Matthew Seligman
- Non-resident Fellow, Constitutional Law Center
Biography
Matthew Seligman is a legal scholar and practicing attorney. His scholarship focuses on election law and constitutional law. Matthew’s book, How to Steal a Presidential Election (co-authored with Harvard Law Professor Lawrence Lessig), was published in 2024 by the Yale University Press. His work has also been published in the Stanford Law Review, the Michigan Law Review, the Vanderbilt Law Review, and other law reviews and peer-reviewed journals.
Matthew was previously a fellow at the Center for Private Law at the Yale Law School, a Climenko Fellow and Lecturer on Law at Harvard Law School, and a Visiting Assistant Professor of Law at the Benjamin N. Cardozo School of Law. In the fall of 2020, he returned to Harvard to co-teach a course on disputed presidential elections with Professor Lessig.

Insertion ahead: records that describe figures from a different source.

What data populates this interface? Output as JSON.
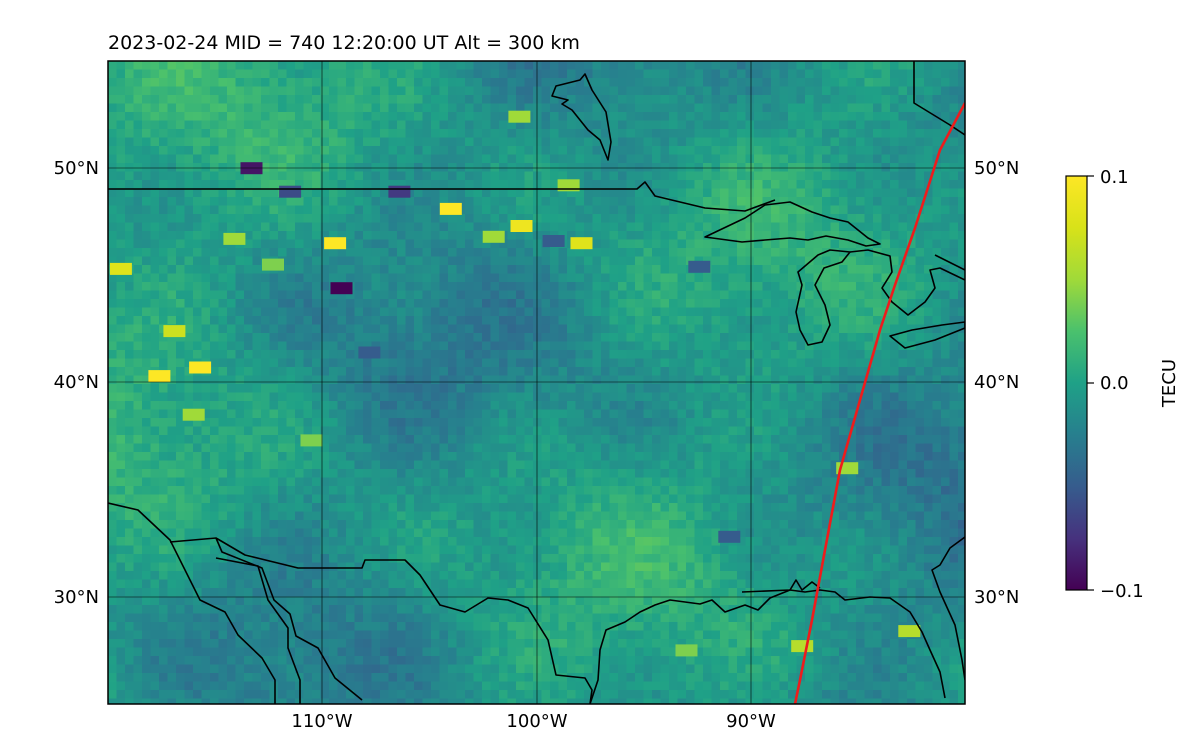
{
  "title": "2023-02-24  MID = 740    12:20:00  UT  Alt = 300 km",
  "map": {
    "lat_ticks": [
      "50°N",
      "40°N",
      "30°N"
    ],
    "lon_ticks": [
      "110°W",
      "100°W",
      "90°W"
    ],
    "lat_values": [
      50,
      40,
      30
    ],
    "lon_values": [
      -110,
      -100,
      -90
    ],
    "lon_range": [
      -120,
      -80
    ],
    "lat_range": [
      25,
      55
    ],
    "track_color": "#ee1c1c"
  },
  "colorbar": {
    "label": "TECU",
    "ticks": [
      "0.1",
      "0.0",
      "−0.1"
    ],
    "values": [
      0.1,
      0.0,
      -0.1
    ],
    "colormap": "viridis"
  },
  "hotspots": [
    {
      "lon": -113.3,
      "lat": 50.0,
      "v": -0.09
    },
    {
      "lon": -109.4,
      "lat": 46.5,
      "v": 0.1
    },
    {
      "lon": -109.1,
      "lat": 44.4,
      "v": -0.1
    },
    {
      "lon": -104.0,
      "lat": 48.1,
      "v": 0.1
    },
    {
      "lon": -100.7,
      "lat": 47.3,
      "v": 0.09
    },
    {
      "lon": -97.9,
      "lat": 46.5,
      "v": 0.08
    },
    {
      "lon": -119.4,
      "lat": 45.3,
      "v": 0.08
    },
    {
      "lon": -116.9,
      "lat": 42.4,
      "v": 0.07
    },
    {
      "lon": -115.7,
      "lat": 40.7,
      "v": 0.1
    },
    {
      "lon": -117.6,
      "lat": 40.3,
      "v": 0.1
    },
    {
      "lon": -114.1,
      "lat": 46.7,
      "v": 0.05
    },
    {
      "lon": -112.3,
      "lat": 45.5,
      "v": 0.04
    },
    {
      "lon": -102.0,
      "lat": 46.8,
      "v": 0.05
    },
    {
      "lon": -98.5,
      "lat": 49.2,
      "v": 0.05
    },
    {
      "lon": -106.4,
      "lat": 48.9,
      "v": -0.07
    },
    {
      "lon": -111.5,
      "lat": 48.9,
      "v": -0.06
    },
    {
      "lon": -107.8,
      "lat": 41.4,
      "v": -0.05
    },
    {
      "lon": -99.2,
      "lat": 46.6,
      "v": -0.05
    },
    {
      "lon": -92.4,
      "lat": 45.4,
      "v": -0.05
    },
    {
      "lon": -91.0,
      "lat": 32.8,
      "v": -0.05
    },
    {
      "lon": -87.6,
      "lat": 27.7,
      "v": 0.06
    },
    {
      "lon": -82.6,
      "lat": 28.4,
      "v": 0.06
    },
    {
      "lon": -85.5,
      "lat": 36.0,
      "v": 0.05
    },
    {
      "lon": -100.8,
      "lat": 52.4,
      "v": 0.05
    },
    {
      "lon": -93.0,
      "lat": 27.5,
      "v": 0.04
    },
    {
      "lon": -116.0,
      "lat": 38.5,
      "v": 0.05
    },
    {
      "lon": -110.5,
      "lat": 37.3,
      "v": 0.04
    }
  ]
}
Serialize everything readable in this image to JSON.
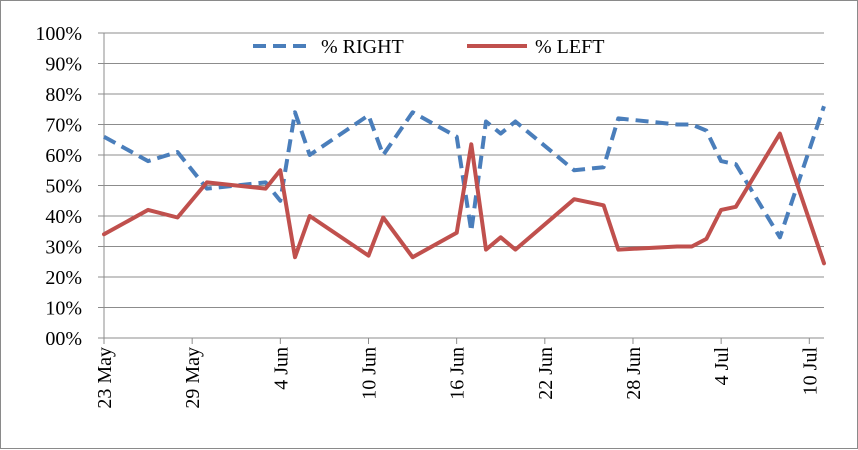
{
  "chart_data": {
    "type": "line",
    "title": "",
    "xlabel": "",
    "ylabel": "",
    "x_tick_labels": [
      "23 May",
      "29 May",
      "4 Jun",
      "10 Jun",
      "16 Jun",
      "22 Jun",
      "28 Jun",
      "4 Jul",
      "10 Jul"
    ],
    "y_tick_labels": [
      "00%",
      "10%",
      "20%",
      "30%",
      "40%",
      "50%",
      "60%",
      "70%",
      "80%",
      "90%",
      "100%"
    ],
    "ylim": [
      0,
      100
    ],
    "xlim": [
      "2013-05-23",
      "2013-07-11"
    ],
    "grid": "horizontal",
    "legend_position": "top-center",
    "series": [
      {
        "name": "% RIGHT",
        "color": "#4a7ebb",
        "line_style": "dashed",
        "points": [
          [
            "2013-05-23",
            66
          ],
          [
            "2013-05-26",
            58
          ],
          [
            "2013-05-28",
            61
          ],
          [
            "2013-05-30",
            49
          ],
          [
            "2013-06-03",
            51
          ],
          [
            "2013-06-04",
            45
          ],
          [
            "2013-06-05",
            74
          ],
          [
            "2013-06-06",
            60
          ],
          [
            "2013-06-10",
            73
          ],
          [
            "2013-06-11",
            60
          ],
          [
            "2013-06-13",
            74
          ],
          [
            "2013-06-16",
            66
          ],
          [
            "2013-06-17",
            35
          ],
          [
            "2013-06-18",
            71
          ],
          [
            "2013-06-19",
            67
          ],
          [
            "2013-06-20",
            71
          ],
          [
            "2013-06-24",
            55
          ],
          [
            "2013-06-26",
            56
          ],
          [
            "2013-06-27",
            72
          ],
          [
            "2013-07-01",
            70
          ],
          [
            "2013-07-02",
            70
          ],
          [
            "2013-07-03",
            68
          ],
          [
            "2013-07-04",
            58
          ],
          [
            "2013-07-05",
            57
          ],
          [
            "2013-07-08",
            33
          ],
          [
            "2013-07-11",
            76
          ]
        ]
      },
      {
        "name": "% LEFT",
        "color": "#c0504d",
        "line_style": "solid",
        "points": [
          [
            "2013-05-23",
            34
          ],
          [
            "2013-05-26",
            42
          ],
          [
            "2013-05-28",
            39.5
          ],
          [
            "2013-05-30",
            51
          ],
          [
            "2013-06-03",
            49
          ],
          [
            "2013-06-04",
            55
          ],
          [
            "2013-06-05",
            26.5
          ],
          [
            "2013-06-06",
            40
          ],
          [
            "2013-06-10",
            27
          ],
          [
            "2013-06-11",
            39.5
          ],
          [
            "2013-06-13",
            26.5
          ],
          [
            "2013-06-16",
            34.5
          ],
          [
            "2013-06-17",
            63.5
          ],
          [
            "2013-06-18",
            29
          ],
          [
            "2013-06-19",
            33
          ],
          [
            "2013-06-20",
            29
          ],
          [
            "2013-06-24",
            45.5
          ],
          [
            "2013-06-26",
            43.5
          ],
          [
            "2013-06-27",
            29
          ],
          [
            "2013-07-01",
            30
          ],
          [
            "2013-07-02",
            30
          ],
          [
            "2013-07-03",
            32.5
          ],
          [
            "2013-07-04",
            42
          ],
          [
            "2013-07-05",
            43
          ],
          [
            "2013-07-08",
            67
          ],
          [
            "2013-07-11",
            24.5
          ]
        ]
      }
    ]
  }
}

In addition to his scholarship, Matthew maintains an active practice as both a litigator as a partner at the litigation boutique Stris & Maher, and as an expert witness. In 2024, he argued before Judge Aileen Cannon in United States vs. Trump to defend the constitutionality of the Special Counsel under the Appointments Clause of the Constitution. He is the only private attorney to argue in support of the government in any of the four criminal cases against President Trump. In 2023, Matthew served as the principal expert witness on constitutional law testifying on behalf of the California Bar in its successful disciplinary proceeding seeking the disbarment of John Eastman for his role as the legal architect of former President Trump’s attempts to overturn the results of the 2020 presidential election. Also in 2023, the Fulton County District Attorney submitted Matthew’s report on the unlawfulness of alternate electors as its principal exhibit in the criminal prosecution of Kenneth Chesebro. In 2023 and again in 2024, Matthew testified before the U.S. House of Representatives on the First Amendment and the dangers of election misinformation on social media.
Matthew received his J.D. from Stanford Law School, where he was a member of the Supreme Court Litigation Clinic and was the Editor-in-Chief of the Stanford Journal of Law, Business, and Finance. After law school, he clerked for the Hon. Douglas H. Ginsburg on the United States Court of Appeals for the District of Columbia Circuit. He received his Ph.D. in philosophy from New York University, where he focused on moral and political philosophy. He received dual undergraduate degrees in mathematics and philosophy from Stanford University.